Instalado en el discurso del miedo –que como arma mediática legitimadora del accionar oficial utiliza un lenguaje maniqueo que enfrenta a los malos criminales con las fuerzas del Estado bueno–, Calderón ha permitido y fomentado la burocratización de la tortura, la desaparición forzada y los homicidios dolosos extrajudiciales. Al convertir a las víctimas en simples números estadísticos sin nombres, sin historia ni circunstancia de muerte y mucho menos investigaciones, el gobierno volvió anónimas las ejecuciones sumarias, y al negar la desaparición de personas por agentes estatales y el uso de la tortura como mecanismo sistemático para arrancar y/o fabricar confesiones, “normalizó” la barbarie.

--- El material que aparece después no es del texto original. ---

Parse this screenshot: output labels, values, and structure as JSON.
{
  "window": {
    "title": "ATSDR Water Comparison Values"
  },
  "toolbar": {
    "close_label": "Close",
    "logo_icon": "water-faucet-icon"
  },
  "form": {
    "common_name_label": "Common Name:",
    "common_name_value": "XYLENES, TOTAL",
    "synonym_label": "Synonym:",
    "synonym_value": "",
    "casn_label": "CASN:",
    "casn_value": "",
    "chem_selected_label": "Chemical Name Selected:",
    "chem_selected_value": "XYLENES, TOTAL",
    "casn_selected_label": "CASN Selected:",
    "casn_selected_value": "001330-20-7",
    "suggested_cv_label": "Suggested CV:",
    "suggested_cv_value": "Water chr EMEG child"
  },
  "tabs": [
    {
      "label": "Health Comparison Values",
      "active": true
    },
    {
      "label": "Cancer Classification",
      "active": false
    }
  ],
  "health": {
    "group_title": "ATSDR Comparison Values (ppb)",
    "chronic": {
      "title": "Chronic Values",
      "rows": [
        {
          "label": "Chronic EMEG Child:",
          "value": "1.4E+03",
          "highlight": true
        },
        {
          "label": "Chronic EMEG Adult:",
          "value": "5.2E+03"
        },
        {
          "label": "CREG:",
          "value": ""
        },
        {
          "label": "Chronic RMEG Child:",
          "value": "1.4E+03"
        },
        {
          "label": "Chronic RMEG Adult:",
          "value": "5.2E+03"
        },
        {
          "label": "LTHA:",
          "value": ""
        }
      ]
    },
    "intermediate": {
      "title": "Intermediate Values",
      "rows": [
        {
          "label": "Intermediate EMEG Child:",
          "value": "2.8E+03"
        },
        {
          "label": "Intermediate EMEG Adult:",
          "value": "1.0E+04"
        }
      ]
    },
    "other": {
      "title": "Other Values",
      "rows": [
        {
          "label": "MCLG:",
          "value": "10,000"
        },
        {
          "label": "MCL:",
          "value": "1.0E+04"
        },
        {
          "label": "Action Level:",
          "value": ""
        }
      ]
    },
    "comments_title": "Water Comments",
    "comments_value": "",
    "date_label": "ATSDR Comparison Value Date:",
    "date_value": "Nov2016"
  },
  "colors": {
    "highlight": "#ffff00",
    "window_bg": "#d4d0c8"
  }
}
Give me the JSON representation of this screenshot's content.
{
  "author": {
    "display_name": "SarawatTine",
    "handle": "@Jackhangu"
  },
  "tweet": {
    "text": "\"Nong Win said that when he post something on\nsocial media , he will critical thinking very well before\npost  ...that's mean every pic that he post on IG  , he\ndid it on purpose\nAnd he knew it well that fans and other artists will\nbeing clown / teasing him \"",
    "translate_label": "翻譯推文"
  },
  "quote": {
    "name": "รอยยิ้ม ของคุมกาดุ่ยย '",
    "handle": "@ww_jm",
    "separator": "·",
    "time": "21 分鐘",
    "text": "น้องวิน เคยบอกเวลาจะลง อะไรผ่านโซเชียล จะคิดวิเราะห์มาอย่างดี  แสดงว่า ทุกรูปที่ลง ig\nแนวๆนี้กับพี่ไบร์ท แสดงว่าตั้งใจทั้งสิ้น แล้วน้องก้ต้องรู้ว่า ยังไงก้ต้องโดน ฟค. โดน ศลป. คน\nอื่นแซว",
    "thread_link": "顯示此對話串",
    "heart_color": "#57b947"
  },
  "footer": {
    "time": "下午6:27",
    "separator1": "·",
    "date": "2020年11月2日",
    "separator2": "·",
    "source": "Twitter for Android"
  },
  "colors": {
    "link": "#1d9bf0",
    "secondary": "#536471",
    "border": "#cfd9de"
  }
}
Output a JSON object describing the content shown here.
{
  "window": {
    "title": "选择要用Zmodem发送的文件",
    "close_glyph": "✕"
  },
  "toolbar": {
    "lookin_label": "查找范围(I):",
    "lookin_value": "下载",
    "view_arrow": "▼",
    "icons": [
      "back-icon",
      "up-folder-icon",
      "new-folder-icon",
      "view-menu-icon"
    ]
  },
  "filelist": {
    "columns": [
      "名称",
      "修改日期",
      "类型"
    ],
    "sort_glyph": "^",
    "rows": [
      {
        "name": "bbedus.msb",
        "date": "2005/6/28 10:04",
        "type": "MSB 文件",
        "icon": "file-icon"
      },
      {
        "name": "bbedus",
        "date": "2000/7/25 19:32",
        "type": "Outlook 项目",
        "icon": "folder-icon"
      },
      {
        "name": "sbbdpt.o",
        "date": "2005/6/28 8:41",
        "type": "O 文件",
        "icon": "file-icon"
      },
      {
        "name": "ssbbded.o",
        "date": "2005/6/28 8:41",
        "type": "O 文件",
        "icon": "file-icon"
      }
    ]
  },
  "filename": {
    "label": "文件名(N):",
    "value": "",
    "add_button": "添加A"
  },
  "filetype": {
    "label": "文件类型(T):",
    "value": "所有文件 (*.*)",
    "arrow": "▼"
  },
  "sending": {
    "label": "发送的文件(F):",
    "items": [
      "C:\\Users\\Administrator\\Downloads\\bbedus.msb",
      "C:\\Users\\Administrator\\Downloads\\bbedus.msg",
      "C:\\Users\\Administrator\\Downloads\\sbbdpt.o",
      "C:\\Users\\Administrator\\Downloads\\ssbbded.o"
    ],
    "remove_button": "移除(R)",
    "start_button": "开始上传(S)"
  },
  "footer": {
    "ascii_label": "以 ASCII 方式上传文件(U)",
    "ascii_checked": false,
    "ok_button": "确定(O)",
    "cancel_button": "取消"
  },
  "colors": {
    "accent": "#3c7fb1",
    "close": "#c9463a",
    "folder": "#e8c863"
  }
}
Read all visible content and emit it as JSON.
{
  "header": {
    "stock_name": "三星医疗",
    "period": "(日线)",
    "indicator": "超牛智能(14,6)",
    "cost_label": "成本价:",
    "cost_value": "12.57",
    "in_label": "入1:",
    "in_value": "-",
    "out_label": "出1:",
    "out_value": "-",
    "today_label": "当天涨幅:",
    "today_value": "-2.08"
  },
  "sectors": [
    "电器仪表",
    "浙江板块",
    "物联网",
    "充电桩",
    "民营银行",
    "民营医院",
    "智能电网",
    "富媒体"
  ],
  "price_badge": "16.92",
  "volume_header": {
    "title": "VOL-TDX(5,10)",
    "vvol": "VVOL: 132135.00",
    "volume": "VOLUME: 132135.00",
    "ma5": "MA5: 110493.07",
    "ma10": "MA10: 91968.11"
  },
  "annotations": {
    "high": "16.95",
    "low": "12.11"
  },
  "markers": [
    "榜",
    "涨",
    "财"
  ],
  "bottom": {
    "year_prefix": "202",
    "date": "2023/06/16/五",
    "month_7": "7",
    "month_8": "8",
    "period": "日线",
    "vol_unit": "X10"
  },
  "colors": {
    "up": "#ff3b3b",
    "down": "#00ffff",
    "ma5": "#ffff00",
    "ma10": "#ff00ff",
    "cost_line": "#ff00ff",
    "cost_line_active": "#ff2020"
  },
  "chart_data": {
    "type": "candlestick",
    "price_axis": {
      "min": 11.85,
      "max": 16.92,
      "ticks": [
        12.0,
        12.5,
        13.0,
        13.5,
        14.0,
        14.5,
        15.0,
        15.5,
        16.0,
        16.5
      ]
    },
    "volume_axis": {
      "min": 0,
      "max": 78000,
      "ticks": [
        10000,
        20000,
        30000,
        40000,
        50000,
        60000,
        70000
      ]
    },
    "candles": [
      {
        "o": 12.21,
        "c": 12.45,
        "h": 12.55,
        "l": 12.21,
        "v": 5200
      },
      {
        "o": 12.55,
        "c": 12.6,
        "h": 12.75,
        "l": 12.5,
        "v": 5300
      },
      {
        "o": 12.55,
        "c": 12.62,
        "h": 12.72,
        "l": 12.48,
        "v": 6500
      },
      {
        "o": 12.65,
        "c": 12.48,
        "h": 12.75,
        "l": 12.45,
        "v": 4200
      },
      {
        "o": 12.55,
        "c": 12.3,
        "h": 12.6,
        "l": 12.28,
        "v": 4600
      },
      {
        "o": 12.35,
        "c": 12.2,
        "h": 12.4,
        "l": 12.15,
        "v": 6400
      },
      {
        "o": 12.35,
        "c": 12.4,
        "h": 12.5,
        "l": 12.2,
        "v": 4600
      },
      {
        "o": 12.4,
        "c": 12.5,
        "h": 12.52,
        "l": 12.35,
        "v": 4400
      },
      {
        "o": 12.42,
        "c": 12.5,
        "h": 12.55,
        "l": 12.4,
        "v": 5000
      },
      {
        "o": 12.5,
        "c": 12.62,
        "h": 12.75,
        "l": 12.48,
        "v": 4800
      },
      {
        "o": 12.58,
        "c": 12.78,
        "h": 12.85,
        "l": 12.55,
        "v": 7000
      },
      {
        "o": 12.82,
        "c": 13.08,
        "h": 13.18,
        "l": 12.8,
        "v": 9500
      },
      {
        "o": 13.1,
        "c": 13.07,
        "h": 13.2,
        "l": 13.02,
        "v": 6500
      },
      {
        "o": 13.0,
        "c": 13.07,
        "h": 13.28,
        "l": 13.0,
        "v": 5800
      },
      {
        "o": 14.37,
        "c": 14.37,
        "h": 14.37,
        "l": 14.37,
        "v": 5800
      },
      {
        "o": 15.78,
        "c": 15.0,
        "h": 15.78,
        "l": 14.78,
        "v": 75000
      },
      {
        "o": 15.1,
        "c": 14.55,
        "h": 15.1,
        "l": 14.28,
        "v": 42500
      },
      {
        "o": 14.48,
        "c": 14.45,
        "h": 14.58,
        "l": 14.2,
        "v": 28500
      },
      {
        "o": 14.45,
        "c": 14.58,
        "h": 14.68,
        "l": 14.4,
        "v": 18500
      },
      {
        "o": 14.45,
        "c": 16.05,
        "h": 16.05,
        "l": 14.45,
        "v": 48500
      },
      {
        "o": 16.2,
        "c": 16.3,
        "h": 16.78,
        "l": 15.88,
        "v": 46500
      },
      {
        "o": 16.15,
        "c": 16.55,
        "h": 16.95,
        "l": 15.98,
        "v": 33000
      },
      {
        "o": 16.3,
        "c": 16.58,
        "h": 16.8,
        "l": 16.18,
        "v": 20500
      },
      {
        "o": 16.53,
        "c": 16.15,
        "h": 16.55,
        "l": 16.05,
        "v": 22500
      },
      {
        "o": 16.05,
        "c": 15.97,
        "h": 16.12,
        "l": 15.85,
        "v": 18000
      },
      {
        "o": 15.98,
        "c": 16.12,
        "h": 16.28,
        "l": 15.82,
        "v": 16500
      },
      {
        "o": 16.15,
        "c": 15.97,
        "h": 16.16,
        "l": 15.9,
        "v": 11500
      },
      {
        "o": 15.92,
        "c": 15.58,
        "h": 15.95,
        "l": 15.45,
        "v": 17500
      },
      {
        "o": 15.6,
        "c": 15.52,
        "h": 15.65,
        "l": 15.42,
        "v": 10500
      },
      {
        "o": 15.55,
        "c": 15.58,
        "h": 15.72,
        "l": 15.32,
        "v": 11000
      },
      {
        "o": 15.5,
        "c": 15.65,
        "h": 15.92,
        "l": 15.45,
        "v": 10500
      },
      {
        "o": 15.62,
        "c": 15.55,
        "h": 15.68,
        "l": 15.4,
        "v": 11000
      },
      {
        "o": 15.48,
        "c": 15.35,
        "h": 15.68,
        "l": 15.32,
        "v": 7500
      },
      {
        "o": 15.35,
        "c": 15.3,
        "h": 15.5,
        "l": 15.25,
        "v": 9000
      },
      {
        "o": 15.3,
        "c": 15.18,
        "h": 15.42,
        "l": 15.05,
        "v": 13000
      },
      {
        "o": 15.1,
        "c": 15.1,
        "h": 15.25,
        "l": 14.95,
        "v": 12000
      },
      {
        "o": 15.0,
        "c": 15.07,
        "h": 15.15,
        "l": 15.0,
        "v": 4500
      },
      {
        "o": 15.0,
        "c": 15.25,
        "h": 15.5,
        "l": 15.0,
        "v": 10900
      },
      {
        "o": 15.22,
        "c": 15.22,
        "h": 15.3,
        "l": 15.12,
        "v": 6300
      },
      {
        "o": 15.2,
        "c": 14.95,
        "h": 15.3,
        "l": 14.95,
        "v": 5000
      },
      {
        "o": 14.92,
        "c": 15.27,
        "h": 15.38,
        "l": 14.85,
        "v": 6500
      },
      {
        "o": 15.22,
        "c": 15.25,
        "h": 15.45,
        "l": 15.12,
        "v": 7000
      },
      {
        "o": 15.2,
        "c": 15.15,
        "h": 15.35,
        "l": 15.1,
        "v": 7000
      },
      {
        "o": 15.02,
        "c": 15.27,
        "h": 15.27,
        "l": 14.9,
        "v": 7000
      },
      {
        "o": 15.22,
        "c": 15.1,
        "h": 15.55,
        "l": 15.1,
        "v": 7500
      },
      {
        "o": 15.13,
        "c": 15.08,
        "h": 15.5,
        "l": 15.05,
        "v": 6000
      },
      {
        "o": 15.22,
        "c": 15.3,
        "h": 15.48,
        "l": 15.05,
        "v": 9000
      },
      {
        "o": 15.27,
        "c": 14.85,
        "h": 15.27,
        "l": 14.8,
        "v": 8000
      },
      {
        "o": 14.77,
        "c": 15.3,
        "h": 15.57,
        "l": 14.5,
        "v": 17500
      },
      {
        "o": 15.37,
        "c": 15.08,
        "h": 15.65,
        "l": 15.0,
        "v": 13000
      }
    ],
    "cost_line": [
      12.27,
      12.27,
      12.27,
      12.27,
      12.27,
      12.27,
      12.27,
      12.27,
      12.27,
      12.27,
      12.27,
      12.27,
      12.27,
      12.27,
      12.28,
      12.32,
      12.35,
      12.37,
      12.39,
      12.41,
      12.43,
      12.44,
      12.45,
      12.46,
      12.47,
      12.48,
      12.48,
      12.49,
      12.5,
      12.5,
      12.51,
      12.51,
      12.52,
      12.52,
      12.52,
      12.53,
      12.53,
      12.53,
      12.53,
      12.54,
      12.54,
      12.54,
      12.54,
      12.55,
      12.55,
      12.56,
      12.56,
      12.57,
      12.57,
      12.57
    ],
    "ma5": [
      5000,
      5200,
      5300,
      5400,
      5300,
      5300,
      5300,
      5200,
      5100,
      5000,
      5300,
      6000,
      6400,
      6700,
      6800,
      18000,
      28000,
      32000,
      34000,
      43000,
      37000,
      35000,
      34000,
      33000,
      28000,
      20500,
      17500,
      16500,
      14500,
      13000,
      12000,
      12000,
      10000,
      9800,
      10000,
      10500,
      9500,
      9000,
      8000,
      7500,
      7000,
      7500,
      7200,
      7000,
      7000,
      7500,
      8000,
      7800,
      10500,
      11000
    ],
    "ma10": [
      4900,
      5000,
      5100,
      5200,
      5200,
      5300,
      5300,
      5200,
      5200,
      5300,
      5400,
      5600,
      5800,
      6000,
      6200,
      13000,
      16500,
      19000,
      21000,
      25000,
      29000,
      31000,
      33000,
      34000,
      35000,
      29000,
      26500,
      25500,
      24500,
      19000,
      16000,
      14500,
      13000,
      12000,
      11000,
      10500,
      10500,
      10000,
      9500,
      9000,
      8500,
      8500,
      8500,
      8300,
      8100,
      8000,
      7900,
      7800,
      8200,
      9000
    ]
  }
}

No es un problema de percepción. La realidad ha sido encubierta, en parte, mediante campañas de intoxicación (des)informativa. Los llamados de Calderón a la ciudadanía a “plantar cara al enemigo” y “batirse en combate en nombre de México desde todas las trincheras” (seas militar o no), son el sustrato de una retórica ideológica seudonacionalista que intenta la manipulación colectiva. Como elementos de control social, la manufacturación de enemigos fantasmales y la exhibición de la violencia caótica en los medios buscan evadir y ocultar la responsabilidad estatal en flagrantes violaciones a los derechos humanos.
El país vive una catástrofe humanitaria. Esa crisis humanitaria ha colocado a México ante una emergencia nacional. Negarlo es vivir fuera de la realidad. La “línea dura” adoptada por Calderón en su cruzada contra la criminalidad ha llevado la violencia a niveles “más altos que en muchas zonas de guerra” (Declaración de Ginebra, La Jornada, 28/10/2011). La responsabilidad política de la militarización de la seguridad pública (tarea preventiva de esencia policial), recae sobre el titular del Ejecutivo.
En cuanto a métodos, es bien conocida la relación simbiótica entre los cuerpos policiales y la delincuencia. Y parafraseando a Calderón, la “metástasis” alcanza ya al Ejército y la Marina. El “abatimiento” de criminales es un elemento central en los promocionales gubernamentales. A ello se suma, en clave de discurso legitimador de las matanzas, el argumento de que “los narcos se están matando entre ellos”. Cifras conservadoras hablan de 63 mil muertos y más de 10 mil desaparecidos. Sólo en 20 días de caravanas, el Movimiento por la Paz con Justicia y Dignidad documentó 800 desapariciones. Hay más de 250 mil desplazados internos forzosos; una forma de reordenamiento poblacional/territorial utilizada antes en Colombia vía el accionar militar y paramilitar.
Hace casi dos décadas Hans M. Enzensberger advirtió sobre la guerra civil molecular; ya entonces se estaba incubando en México. Aunque existan actores externos, se trata de un proceso endógeno. Lejos de la lógica gubernamental, la violencia autista de los “combatientes” –reducidos a “cucarachas” a exterminar en la jerga socialdarwinista de Calderón– no es exclusiva de los perdedores del sistema reclutados por grupos criminales. Los contendientes se parecen cada vez más tanto en comportamiento como en moralidad. En las zonas conflictivas del país, el Ejército y la Marina actúan como si fueran una banda más. Unidades de elite practican la pena de muerte preventiva; jóvenes adictos y pequeños delincuentes son víctimas de la limpieza social de escuadrones paramilitares.
Los porfiados hechos están ahí. Examinar, dudar, criticar lo que parece evidente, lógico, natural, he ahí el verdadero significado de la ilustración hoy, versus la contra-Aufklärung practicada por falsificadores y oportunistas de ocasión.